Si les raisons d’un voyage, plusieurs fois séculaires, demeurent inconnues, l’apparition des Tziganes en Europe est attestée au XIVe siècle. Trois flux principaux traversent alors le vieux continent. Au nord, entre la Pologne, l’Allemagne, la Belgique. Au ­centre, à travers la Roumanie, la Bohême, les Balkans. Enfin, au sud, circulant de Turquie en Espagne, de Grèce au Portugal, flirtant avec les bords de mer. Selon les directions, les nominations varient (au diapason des spécialistes). Les Manouches au nord, les Gitans au sud et les Roms au centre (dont le nom, aujourd’hui, prend la valeur d’un générique, à l’instar du terme Tzigane).

Quant à la langue, elle dérive de parlers populaires proches du sanskrit, avec des éléments communs à l’hindi et au népali. Au gré des migrations, la langue s’est ramifiée pour donner naissance à différents dialectes, empruntant ses vocables sur les lieux de passage. Il n’existe donc pas une langue tzigane mais plusieurs langues.

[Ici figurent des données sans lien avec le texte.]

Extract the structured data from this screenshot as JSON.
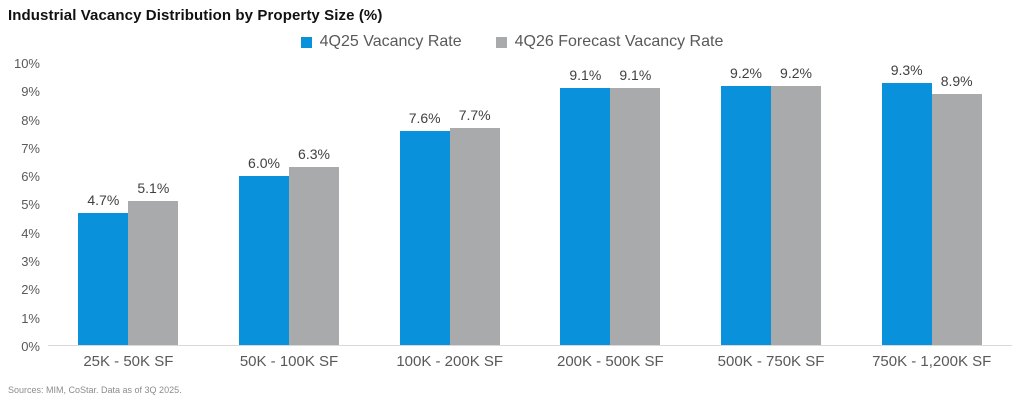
{
  "title": "Industrial Vacancy Distribution by Property Size (%)",
  "legend": [
    {
      "label": "4Q25 Vacancy Rate",
      "color": "#0991DB"
    },
    {
      "label": "4Q26 Forecast Vacancy Rate",
      "color": "#A9AAAC"
    }
  ],
  "footer": "Sources: MIM, CoStar. Data as of 3Q 2025.",
  "chart_data": {
    "type": "bar",
    "title": "Industrial Vacancy Distribution by Property Size (%)",
    "categories": [
      "25K - 50K SF",
      "50K - 100K SF",
      "100K - 200K SF",
      "200K - 500K SF",
      "500K - 750K SF",
      "750K - 1,200K SF"
    ],
    "series": [
      {
        "name": "4Q25 Vacancy Rate",
        "color": "#0991DB",
        "values": [
          4.7,
          6.0,
          7.6,
          9.1,
          9.2,
          9.3
        ]
      },
      {
        "name": "4Q26 Forecast Vacancy Rate",
        "color": "#A9AAAC",
        "values": [
          5.1,
          6.3,
          7.7,
          9.1,
          9.2,
          8.9
        ]
      }
    ],
    "data_labels": [
      [
        "4.7%",
        "6.0%",
        "7.6%",
        "9.1%",
        "9.2%",
        "9.3%"
      ],
      [
        "5.1%",
        "6.3%",
        "7.7%",
        "9.1%",
        "9.2%",
        "8.9%"
      ]
    ],
    "y_ticks": [
      "10%",
      "9%",
      "8%",
      "7%",
      "6%",
      "5%",
      "4%",
      "3%",
      "2%",
      "1%",
      "0%"
    ],
    "ylabel": "",
    "xlabel": "",
    "ylim": [
      0,
      10
    ],
    "grid": false,
    "legend_position": "top-center",
    "baseline_color": "#D9D9D9"
  }
}
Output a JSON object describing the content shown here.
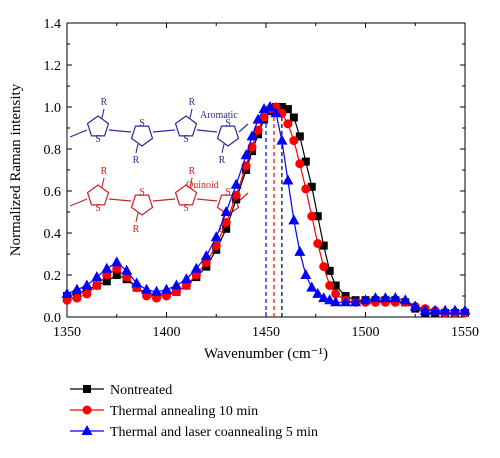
{
  "chart_data": {
    "type": "line",
    "xlabel": "Wavenumber (cm⁻¹)",
    "ylabel": "Normalized Raman intensity",
    "xlim": [
      1350,
      1550
    ],
    "ylim": [
      0.0,
      1.4
    ],
    "x_ticks": [
      1350,
      1400,
      1450,
      1500,
      1550
    ],
    "y_ticks": [
      0.0,
      0.2,
      0.4,
      0.6,
      0.8,
      1.0,
      1.2,
      1.4
    ],
    "x_tick_labels": [
      "1350",
      "1400",
      "1450",
      "1500",
      "1550"
    ],
    "y_tick_labels": [
      "0.0",
      "0.2",
      "0.4",
      "0.6",
      "0.8",
      "1.0",
      "1.2",
      "1.4"
    ],
    "legend_position": "bottom",
    "grid": false,
    "series": [
      {
        "name": "Nontreated",
        "color": "#000000",
        "marker": "square",
        "peak_x": 1458,
        "x": [
          1350,
          1355,
          1360,
          1365,
          1370,
          1375,
          1380,
          1385,
          1390,
          1395,
          1400,
          1405,
          1410,
          1415,
          1420,
          1425,
          1430,
          1435,
          1440,
          1443,
          1446,
          1449,
          1452,
          1455,
          1458,
          1461,
          1464,
          1467,
          1470,
          1473,
          1476,
          1479,
          1482,
          1485,
          1490,
          1495,
          1500,
          1505,
          1510,
          1515,
          1520,
          1525,
          1530,
          1535,
          1540,
          1545,
          1550
        ],
        "y": [
          0.1,
          0.11,
          0.13,
          0.15,
          0.17,
          0.2,
          0.18,
          0.14,
          0.11,
          0.1,
          0.11,
          0.12,
          0.15,
          0.19,
          0.24,
          0.32,
          0.42,
          0.56,
          0.7,
          0.79,
          0.87,
          0.94,
          0.98,
          1.0,
          1.0,
          0.99,
          0.95,
          0.86,
          0.74,
          0.62,
          0.48,
          0.34,
          0.22,
          0.15,
          0.1,
          0.08,
          0.08,
          0.08,
          0.08,
          0.08,
          0.07,
          0.04,
          0.02,
          0.02,
          0.02,
          0.02,
          0.02
        ]
      },
      {
        "name": "Thermal annealing 10 min",
        "color": "#ff0000",
        "marker": "circle",
        "peak_x": 1454,
        "x": [
          1350,
          1355,
          1360,
          1365,
          1370,
          1375,
          1380,
          1385,
          1390,
          1395,
          1400,
          1405,
          1410,
          1415,
          1420,
          1425,
          1430,
          1435,
          1440,
          1443,
          1446,
          1449,
          1452,
          1455,
          1458,
          1461,
          1464,
          1467,
          1470,
          1473,
          1476,
          1479,
          1482,
          1485,
          1490,
          1495,
          1500,
          1505,
          1510,
          1515,
          1520,
          1525,
          1530,
          1535,
          1540,
          1545,
          1550
        ],
        "y": [
          0.08,
          0.09,
          0.11,
          0.15,
          0.2,
          0.23,
          0.19,
          0.14,
          0.1,
          0.09,
          0.1,
          0.12,
          0.15,
          0.2,
          0.26,
          0.34,
          0.45,
          0.58,
          0.72,
          0.81,
          0.89,
          0.95,
          0.99,
          1.0,
          0.97,
          0.92,
          0.84,
          0.73,
          0.61,
          0.48,
          0.35,
          0.24,
          0.15,
          0.11,
          0.08,
          0.07,
          0.07,
          0.07,
          0.07,
          0.07,
          0.07,
          0.05,
          0.04,
          0.03,
          0.02,
          0.02,
          0.02
        ]
      },
      {
        "name": "Thermal and laser coannealing 5 min",
        "color": "#0000ff",
        "marker": "triangle",
        "peak_x": 1450,
        "x": [
          1350,
          1355,
          1360,
          1365,
          1370,
          1375,
          1380,
          1385,
          1390,
          1395,
          1400,
          1405,
          1410,
          1415,
          1420,
          1425,
          1430,
          1435,
          1440,
          1443,
          1446,
          1449,
          1452,
          1455,
          1458,
          1461,
          1464,
          1467,
          1470,
          1473,
          1476,
          1479,
          1482,
          1485,
          1490,
          1495,
          1500,
          1505,
          1510,
          1515,
          1520,
          1525,
          1530,
          1535,
          1540,
          1545,
          1550
        ],
        "y": [
          0.11,
          0.13,
          0.15,
          0.19,
          0.23,
          0.26,
          0.22,
          0.16,
          0.13,
          0.12,
          0.13,
          0.15,
          0.18,
          0.23,
          0.29,
          0.38,
          0.5,
          0.63,
          0.77,
          0.86,
          0.94,
          0.99,
          1.0,
          0.97,
          0.84,
          0.65,
          0.46,
          0.31,
          0.2,
          0.14,
          0.11,
          0.09,
          0.08,
          0.07,
          0.07,
          0.07,
          0.08,
          0.09,
          0.09,
          0.09,
          0.08,
          0.05,
          0.03,
          0.03,
          0.03,
          0.03,
          0.03
        ]
      }
    ],
    "structures": [
      {
        "name": "Aromatic",
        "color": "#2b2b99",
        "substituent": "R",
        "heteroatom": "S"
      },
      {
        "name": "Quinoid",
        "color": "#cc2222",
        "substituent": "R",
        "heteroatom": "S"
      }
    ]
  }
}
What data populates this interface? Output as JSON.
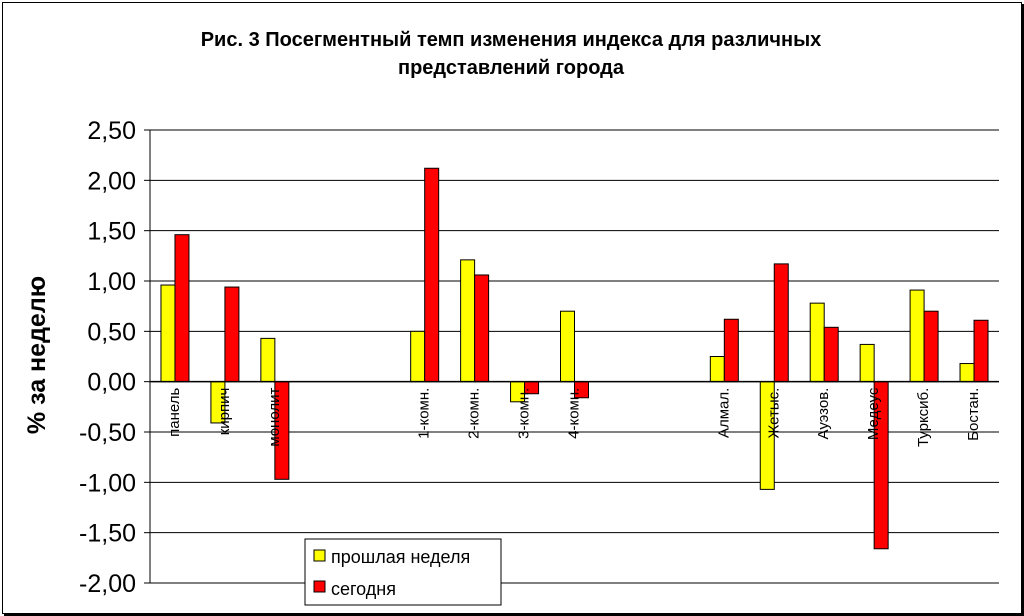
{
  "chart_data": {
    "type": "bar",
    "title_line1": "Рис. 3 Посегментный темп изменения индекса для различных",
    "title_line2": "представлений города",
    "ylabel": "% за неделю",
    "xlabel": "",
    "ylim": [
      -2.0,
      2.5
    ],
    "ytick_step": 0.5,
    "ytick_labels": [
      "2,50",
      "2,00",
      "1,50",
      "1,00",
      "0,50",
      "0,00",
      "-0,50",
      "-1,00",
      "-1,50",
      "-2,00"
    ],
    "grid": true,
    "legend_position": "bottom-left",
    "categories": [
      "панель",
      "кирпич",
      "монолит",
      "",
      "",
      "1-комн.",
      "2-комн.",
      "3-комн.",
      "4-комн.",
      "",
      "",
      "Алмал.",
      "Жетыс.",
      "Ауэзов.",
      "Медеус",
      "Турксиб.",
      "Бостан."
    ],
    "series": [
      {
        "name": "прошлая неделя",
        "color": "#ffff00",
        "values": [
          0.96,
          -0.41,
          0.43,
          null,
          null,
          0.5,
          1.21,
          -0.2,
          0.7,
          null,
          null,
          0.25,
          -1.07,
          0.78,
          0.37,
          0.91,
          0.18
        ]
      },
      {
        "name": "сегодня",
        "color": "#ff0000",
        "values": [
          1.46,
          0.94,
          -0.97,
          null,
          null,
          2.12,
          1.06,
          -0.12,
          -0.16,
          null,
          null,
          0.62,
          1.17,
          0.54,
          -1.66,
          0.7,
          0.61
        ]
      }
    ]
  }
}
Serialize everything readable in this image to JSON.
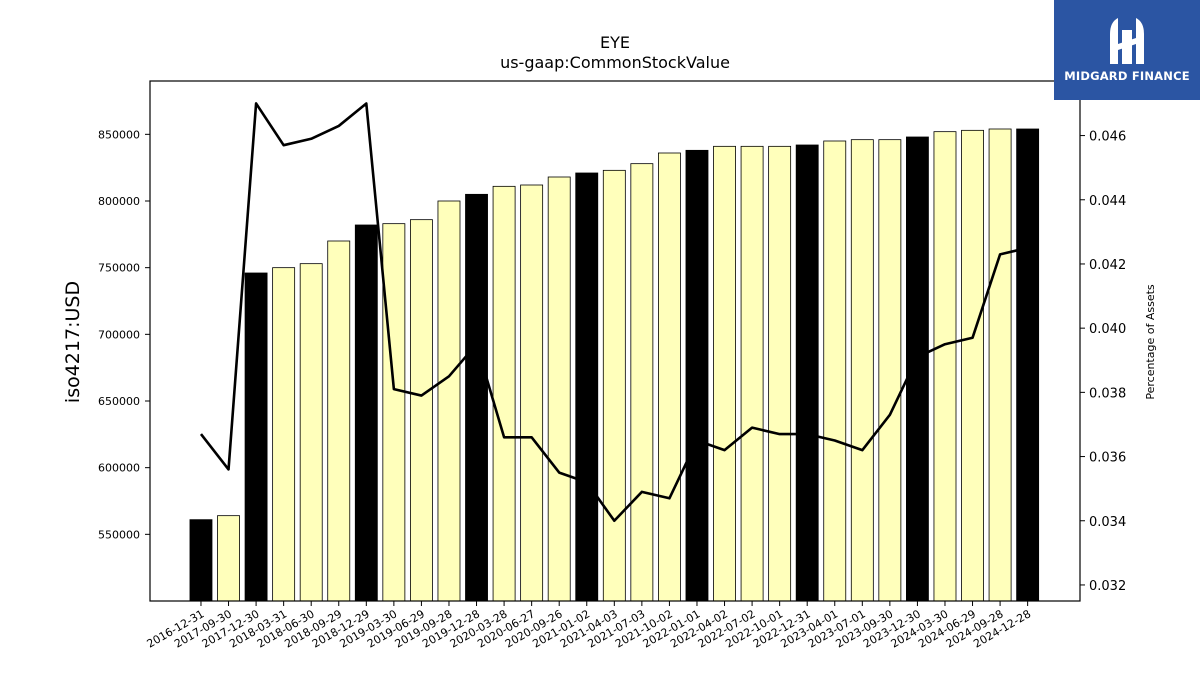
{
  "chart_data": {
    "type": "bar",
    "title": "EYE",
    "subtitle": "us-gaap:CommonStockValue",
    "ylabel": "iso4217:USD",
    "y2label": "Percentage of Assets",
    "categories": [
      "2016-12-31",
      "2017-09-30",
      "2017-12-30",
      "2018-03-31",
      "2018-06-30",
      "2018-09-29",
      "2018-12-29",
      "2019-03-30",
      "2019-06-29",
      "2019-09-28",
      "2019-12-28",
      "2020-03-28",
      "2020-06-27",
      "2020-09-26",
      "2021-01-02",
      "2021-04-03",
      "2021-07-03",
      "2021-10-02",
      "2022-01-01",
      "2022-04-02",
      "2022-07-02",
      "2022-10-01",
      "2022-12-31",
      "2023-04-01",
      "2023-07-01",
      "2023-09-30",
      "2023-12-30",
      "2024-03-30",
      "2024-06-29",
      "2024-09-28",
      "2024-12-28"
    ],
    "series": [
      {
        "type": "bar",
        "values": [
          561000,
          564000,
          746000,
          750000,
          753000,
          770000,
          782000,
          783000,
          786000,
          800000,
          805000,
          811000,
          812000,
          818000,
          821000,
          823000,
          828000,
          836000,
          838000,
          841000,
          841000,
          841000,
          842000,
          845000,
          846000,
          846000,
          848000,
          852000,
          853000,
          854000,
          854000
        ],
        "annual_flags": [
          true,
          false,
          true,
          false,
          false,
          false,
          true,
          false,
          false,
          false,
          true,
          false,
          false,
          false,
          true,
          false,
          false,
          false,
          true,
          false,
          false,
          false,
          true,
          false,
          false,
          false,
          true,
          false,
          false,
          false,
          true
        ]
      },
      {
        "type": "line",
        "axis": "right",
        "values": [
          0.0367,
          0.0356,
          0.047,
          0.0457,
          0.0459,
          0.0463,
          0.047,
          0.0381,
          0.0379,
          0.0385,
          0.0395,
          0.0366,
          0.0366,
          0.0355,
          0.0352,
          0.034,
          0.0349,
          0.0347,
          0.0365,
          0.0362,
          0.0369,
          0.0367,
          0.0367,
          0.0365,
          0.0362,
          0.0373,
          0.0391,
          0.0395,
          0.0397,
          0.0423,
          0.0425
        ]
      }
    ],
    "ylim": [
      500000,
      890000
    ],
    "y2lim": [
      0.0315,
      0.0477
    ],
    "yticks": [
      550000,
      600000,
      650000,
      700000,
      750000,
      800000,
      850000
    ],
    "y2ticks": [
      0.032,
      0.034,
      0.036,
      0.038,
      0.04,
      0.042,
      0.044,
      0.046
    ],
    "colors": {
      "annual_bar": "#000000",
      "quarter_bar": "#ffffbb",
      "line": "#000000",
      "logo_bg": "#2b55a3"
    }
  },
  "logo": {
    "text": "MIDGARD FINANCE"
  }
}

Au cours du haut Moyen Âge, les Tziganes vivent un accueil plutôt tolérant. Selon certaines sources, ils sont même privilégiés, reçus par les aristocrates, obtiennent des sauf-conduits de protection. L’établissement des frontières, à la Renaissance, change les mentalités. La chasse aux vagabonds est ouverte. Par définition, les gens du voyage en sont. Leurs modes de vie, leurs traditions inspirent la crainte, nourrissent les préjugés et la vindicte des sédentaires. La répression sera systématique pour des individus marqués par le rejet. Une marginalisation et une exclusion que le régime nazi a fait basculer dans la déportation et l’extermination.

Si le nomadisme constitue l’identité même des Tziganes, la culture de l’exclusion est aussi la leur, se confondant avec leur histoire. Aujourd’hui, minorité la plus importante d’Europe, ils tendent à se sédentariser. Encore faut-il qu’ils soient acceptés par les autorités.